Wow, this is so wrong in so many ways.

Buffering and application level caching mean you're wasting memory, and also wasting code space and CPU time because you're duplicating work that the OS already does.

manwe150 · on May 2, 2019

Did you do each of these after a clean reboot, or are we looking at possible caching effects from the kernel? If any part was in cache, then we might be just comparing shared memory against IPC, and that's an obvious performance win, but not really what's intended to be examined here.

The first numbers seem to imply that it takes equally long for pread to copy bytes from memory as it does to fetch them from the disk. For a quick back-of-the-napkin attempt at checking this, lets assume that disk IO accounts for 100% of this workload, and that local memory is one order of magnitude faster.
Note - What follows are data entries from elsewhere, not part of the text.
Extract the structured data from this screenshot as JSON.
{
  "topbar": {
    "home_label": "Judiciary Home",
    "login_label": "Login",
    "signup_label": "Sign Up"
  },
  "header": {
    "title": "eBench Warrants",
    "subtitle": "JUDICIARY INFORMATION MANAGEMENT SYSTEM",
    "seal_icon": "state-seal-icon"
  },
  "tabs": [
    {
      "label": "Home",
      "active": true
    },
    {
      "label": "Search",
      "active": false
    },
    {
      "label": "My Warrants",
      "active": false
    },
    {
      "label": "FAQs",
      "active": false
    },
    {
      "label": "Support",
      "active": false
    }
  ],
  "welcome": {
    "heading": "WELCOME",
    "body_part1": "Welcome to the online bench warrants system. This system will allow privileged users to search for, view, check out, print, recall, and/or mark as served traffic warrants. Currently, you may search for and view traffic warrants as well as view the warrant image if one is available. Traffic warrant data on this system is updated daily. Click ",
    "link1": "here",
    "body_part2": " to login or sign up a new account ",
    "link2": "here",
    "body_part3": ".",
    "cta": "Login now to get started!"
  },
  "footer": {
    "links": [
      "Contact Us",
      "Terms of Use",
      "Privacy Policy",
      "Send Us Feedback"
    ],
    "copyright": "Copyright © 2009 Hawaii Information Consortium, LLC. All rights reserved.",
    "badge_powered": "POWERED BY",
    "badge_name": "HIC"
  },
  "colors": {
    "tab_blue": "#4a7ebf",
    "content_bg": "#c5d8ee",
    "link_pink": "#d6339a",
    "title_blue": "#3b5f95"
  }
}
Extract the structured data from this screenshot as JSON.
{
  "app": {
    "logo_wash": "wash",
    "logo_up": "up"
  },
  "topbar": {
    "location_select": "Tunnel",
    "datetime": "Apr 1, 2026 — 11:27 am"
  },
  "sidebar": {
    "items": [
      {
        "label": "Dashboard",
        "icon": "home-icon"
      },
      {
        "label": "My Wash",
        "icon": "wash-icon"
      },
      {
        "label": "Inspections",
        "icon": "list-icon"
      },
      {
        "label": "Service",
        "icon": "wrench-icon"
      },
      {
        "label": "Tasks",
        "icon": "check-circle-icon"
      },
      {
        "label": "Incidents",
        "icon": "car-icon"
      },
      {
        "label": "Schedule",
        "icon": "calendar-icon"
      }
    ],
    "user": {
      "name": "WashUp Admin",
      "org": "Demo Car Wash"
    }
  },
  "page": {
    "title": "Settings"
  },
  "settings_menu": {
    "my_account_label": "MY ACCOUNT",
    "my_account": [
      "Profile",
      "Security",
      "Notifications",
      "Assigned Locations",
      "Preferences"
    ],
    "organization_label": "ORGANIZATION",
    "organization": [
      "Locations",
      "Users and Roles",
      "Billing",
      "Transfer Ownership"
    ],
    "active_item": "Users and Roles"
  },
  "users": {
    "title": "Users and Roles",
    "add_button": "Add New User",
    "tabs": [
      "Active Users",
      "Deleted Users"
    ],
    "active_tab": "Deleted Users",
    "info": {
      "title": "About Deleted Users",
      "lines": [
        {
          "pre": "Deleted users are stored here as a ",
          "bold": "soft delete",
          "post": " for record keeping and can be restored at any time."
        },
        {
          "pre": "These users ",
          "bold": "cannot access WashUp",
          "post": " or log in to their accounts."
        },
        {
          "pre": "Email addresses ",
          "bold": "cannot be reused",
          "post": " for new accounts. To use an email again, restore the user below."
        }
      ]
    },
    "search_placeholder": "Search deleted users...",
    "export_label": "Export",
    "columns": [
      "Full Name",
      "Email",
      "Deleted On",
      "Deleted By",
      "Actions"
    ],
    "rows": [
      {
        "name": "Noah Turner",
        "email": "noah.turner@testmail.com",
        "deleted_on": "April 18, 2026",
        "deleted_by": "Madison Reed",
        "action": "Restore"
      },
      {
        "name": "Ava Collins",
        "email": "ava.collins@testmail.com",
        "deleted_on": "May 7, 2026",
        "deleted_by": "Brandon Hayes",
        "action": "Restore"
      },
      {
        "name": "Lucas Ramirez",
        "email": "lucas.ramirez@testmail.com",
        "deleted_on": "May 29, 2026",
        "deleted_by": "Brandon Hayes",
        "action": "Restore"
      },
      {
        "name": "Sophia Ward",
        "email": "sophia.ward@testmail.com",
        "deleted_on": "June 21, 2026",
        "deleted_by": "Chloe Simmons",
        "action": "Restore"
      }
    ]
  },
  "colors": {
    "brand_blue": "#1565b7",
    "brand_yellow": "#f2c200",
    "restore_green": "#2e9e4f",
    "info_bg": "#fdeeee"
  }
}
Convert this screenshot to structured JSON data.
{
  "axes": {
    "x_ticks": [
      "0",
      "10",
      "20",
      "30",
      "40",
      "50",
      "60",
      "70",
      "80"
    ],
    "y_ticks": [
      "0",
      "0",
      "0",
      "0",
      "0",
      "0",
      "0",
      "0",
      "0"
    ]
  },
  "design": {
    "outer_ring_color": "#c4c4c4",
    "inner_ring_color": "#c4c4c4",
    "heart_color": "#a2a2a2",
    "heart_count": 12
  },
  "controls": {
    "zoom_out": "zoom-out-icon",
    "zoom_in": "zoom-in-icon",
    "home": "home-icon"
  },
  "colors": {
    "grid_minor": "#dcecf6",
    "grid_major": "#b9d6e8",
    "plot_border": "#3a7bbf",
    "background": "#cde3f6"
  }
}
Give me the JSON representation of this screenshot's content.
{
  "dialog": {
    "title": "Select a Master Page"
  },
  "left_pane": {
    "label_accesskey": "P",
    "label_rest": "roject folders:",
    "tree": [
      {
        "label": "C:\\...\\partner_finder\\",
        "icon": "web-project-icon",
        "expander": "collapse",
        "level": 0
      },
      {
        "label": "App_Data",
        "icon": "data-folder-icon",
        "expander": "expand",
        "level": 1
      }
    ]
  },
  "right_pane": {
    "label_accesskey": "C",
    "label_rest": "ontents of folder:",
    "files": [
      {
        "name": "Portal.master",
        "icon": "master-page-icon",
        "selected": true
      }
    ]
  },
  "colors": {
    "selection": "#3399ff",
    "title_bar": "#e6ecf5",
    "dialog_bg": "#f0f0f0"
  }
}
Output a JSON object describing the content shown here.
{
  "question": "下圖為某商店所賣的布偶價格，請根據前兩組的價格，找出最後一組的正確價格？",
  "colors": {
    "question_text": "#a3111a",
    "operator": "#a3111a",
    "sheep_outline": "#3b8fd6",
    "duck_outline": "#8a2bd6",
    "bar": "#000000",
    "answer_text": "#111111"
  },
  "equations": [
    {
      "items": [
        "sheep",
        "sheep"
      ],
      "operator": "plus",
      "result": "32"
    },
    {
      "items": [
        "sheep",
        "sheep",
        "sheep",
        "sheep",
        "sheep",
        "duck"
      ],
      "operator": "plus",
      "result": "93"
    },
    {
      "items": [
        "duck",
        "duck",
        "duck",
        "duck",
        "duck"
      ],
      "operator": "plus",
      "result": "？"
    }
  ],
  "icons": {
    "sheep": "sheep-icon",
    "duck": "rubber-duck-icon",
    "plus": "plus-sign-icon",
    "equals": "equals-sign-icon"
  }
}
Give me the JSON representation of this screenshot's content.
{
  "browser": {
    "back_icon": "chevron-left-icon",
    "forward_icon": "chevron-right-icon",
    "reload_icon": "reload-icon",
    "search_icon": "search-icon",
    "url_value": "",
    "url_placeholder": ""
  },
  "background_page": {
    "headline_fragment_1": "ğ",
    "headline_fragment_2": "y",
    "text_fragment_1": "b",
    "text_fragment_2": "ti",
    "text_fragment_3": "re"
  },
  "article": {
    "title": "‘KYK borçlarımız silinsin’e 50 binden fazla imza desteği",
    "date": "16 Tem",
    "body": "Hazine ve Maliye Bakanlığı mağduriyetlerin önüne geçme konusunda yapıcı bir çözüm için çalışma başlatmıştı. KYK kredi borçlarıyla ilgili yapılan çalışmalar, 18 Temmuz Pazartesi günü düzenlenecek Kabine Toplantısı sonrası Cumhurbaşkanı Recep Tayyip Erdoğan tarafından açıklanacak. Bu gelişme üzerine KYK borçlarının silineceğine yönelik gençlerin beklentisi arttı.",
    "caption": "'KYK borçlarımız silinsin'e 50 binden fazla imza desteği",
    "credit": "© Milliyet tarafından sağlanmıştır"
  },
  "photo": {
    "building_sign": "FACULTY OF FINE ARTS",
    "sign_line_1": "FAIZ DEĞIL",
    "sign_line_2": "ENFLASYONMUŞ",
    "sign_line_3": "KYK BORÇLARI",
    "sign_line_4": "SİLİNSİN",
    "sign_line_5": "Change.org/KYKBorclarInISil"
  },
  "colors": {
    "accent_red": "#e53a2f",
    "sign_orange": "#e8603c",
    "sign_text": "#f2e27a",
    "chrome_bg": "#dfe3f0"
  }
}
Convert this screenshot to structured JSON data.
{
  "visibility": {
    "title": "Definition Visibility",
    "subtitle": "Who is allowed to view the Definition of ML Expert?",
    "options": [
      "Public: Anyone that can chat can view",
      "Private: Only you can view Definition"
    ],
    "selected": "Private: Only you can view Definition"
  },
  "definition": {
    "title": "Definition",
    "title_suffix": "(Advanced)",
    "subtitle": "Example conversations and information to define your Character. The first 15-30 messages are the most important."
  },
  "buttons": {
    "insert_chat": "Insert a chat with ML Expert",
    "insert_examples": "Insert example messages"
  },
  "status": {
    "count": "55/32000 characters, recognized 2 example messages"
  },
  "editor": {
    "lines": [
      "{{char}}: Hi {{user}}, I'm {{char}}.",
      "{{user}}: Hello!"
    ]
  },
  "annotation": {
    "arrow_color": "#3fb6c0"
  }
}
In that case, I would expect the difference for an optimized implementation to be at most 10%.

I do think it is true that there are scenarios where the file mmap is faster, or that certain operations on each kernel might fall off a cliff. I just find it hard to believe that `mmap` must be as much faster as shown here in a typical situation (e.g. after a clean reboot, doing about the same amount of work, issuing optimal syscalls, with the OS/kernel not doing anything foolish).

burntsushi · on May 2, 2019

Yes, the file is in cache, and that was my intent. That's why my `time` output says `faults 0` for both runs. That is, no page faults occurred. Everything is in RAM.

That is indeed a very common case for ripgrep, where you might execute many searches against the same corpus repeatedly. Optimizing that use case is important.

For cases where the file isn't cached, then it's much less interesting, because you're going to just be bottlenecked on disk I/O for the most part.

> then we might be just comparing shared memory against IPC, and that's an obvious performance win, but not really what's intended to be examined here.

Please don't take my comment out of context. I was specifically responding to this fairly broad sweeping claim with actual data:

> This old myth that mmap is the fast and efficient way to do IO just won't die.

You might think the fact that this isn't a myth is "obvious," but clearly, not everyone does. The right remedy to that is data, not back of the napkin theorizing. :-)

If you want to try your own benchmarks in your own environment, then you can: https://github.com/BurntSushi/ripgrep/

On Linux at least, you do not need to do a clean reboot to measure something without cache. You can drop the file cache with `sudo sh -c 'echo 3 > /proc/sys/vm/drop_caches'`.